Faxing is still as useful a technology as it ever was. It provides a secure means for sensitive documents to be transmitted – something that most every organization has to do at some point. One industry that still sees faxes by regulation is healthcare. But it it seems as though these solutions are beginning to show their age, running up costs and not providing significant enough ROI. Yet its use remains critical to healthcare communications.
"The initial investment may have been substantial, but set that aside and consider the monthly overhead for maintaining these systems: They require maintenance, support, power, facilities, and if they fail, it could have a major negative impact to your healthcare organization," wrote EHR Intelligence contributor Michael Harris. "The ongoing operating costs typically go beyond annual maintenance and support fees and include productivity losses that can be a hidden drain."
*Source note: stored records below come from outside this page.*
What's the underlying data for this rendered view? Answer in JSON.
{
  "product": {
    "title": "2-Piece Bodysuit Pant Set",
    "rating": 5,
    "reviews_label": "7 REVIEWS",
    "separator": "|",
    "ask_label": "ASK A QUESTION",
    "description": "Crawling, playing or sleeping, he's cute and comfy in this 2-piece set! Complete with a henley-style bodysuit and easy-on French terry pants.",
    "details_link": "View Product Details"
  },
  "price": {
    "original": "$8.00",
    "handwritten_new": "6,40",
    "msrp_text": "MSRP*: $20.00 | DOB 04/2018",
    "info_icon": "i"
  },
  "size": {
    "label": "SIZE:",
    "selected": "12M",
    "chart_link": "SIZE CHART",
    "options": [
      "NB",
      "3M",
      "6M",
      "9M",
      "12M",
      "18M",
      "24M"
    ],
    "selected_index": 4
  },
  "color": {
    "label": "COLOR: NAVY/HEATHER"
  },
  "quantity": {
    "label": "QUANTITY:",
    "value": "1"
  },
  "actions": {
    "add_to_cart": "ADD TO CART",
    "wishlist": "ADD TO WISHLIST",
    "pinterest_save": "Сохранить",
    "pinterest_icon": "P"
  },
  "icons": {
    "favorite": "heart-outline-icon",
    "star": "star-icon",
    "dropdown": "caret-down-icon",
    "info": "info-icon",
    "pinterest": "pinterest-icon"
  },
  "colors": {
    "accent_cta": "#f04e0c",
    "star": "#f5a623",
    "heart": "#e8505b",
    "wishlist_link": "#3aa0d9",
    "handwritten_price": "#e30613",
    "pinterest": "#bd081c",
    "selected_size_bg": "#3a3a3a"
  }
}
The solution that Harris provides is the one that is commonly being accepted these days: cloud-based faxing. Like voice, fax is still a required channel for many, but its historic lack of integration with other telecom platforms has caused a rift in its relationship with users. But now that it is being pushed into an IP-defined environment, faxing is continuing to demonstrate its worth as a necessary asset.
Getting with the times
The world is moving increasingly paperless. While filing systems used to be physical in nature, the ever-increasing use of computers and mobile devices has negated much of their need, with everything instead being stored digitally. This is presenting a growing problem for faxes. Documents essentially need to be printed out, sent via fax, received and then scanned back into another computer so that they can be properly cataloged. By modern standards, this is almost archaic in nature.
This is why cloud-based fax is proving to be so popular. Missives can be sent and received not only by traditional fax machines, but also through app-defined environments and – when applicable – email accounts. The real advantage here is that copies of the fax can automatically be cataloged in the cloud while also reaching every party that needs them in a timely manner.
"Hosted fax services replace fax servers for healthcare providers with varying fax volumes and remote staff," Harris wrote. "Employees can be assigned their own fax number that is often linked to their email address, allowing them to send or receive faxes as email attachments anywhere that they have internet access. Hosted services can also be set up to provide secure transmissions, usually via encrypted Transport Layer Security (TLS) between users and cloud-based servers to address HIPAA compliance issues."
Security counts
For healthcare institutions – hospitals, pharmacists, etc. – these kinds of fax services are especially useful. Email was, in theory, supposed to be a substitute for fax. But the channel's inherent weaknesses have left it unacceptable for many issues involving patient records. The loss of such files could be incredibly damaging not only to their subject, but to the entities that were not supposed to let them slip out.
Cloud faxing is not only more secure than email, but it is even considered more secure than legacy fax server systems. When considering this along with the incredible functionality and possibilities this channel possesses, cloud fax seems to be the answer for healthcare facilitates that wish to bring their communications into the 21st century.
"Retiring your fax servers gets you out of the fax technology management business and allows you to focus on your organization's core processes," Harris wrote. "What technology replaces fax servers while delivering the same solution? Hosted fax services."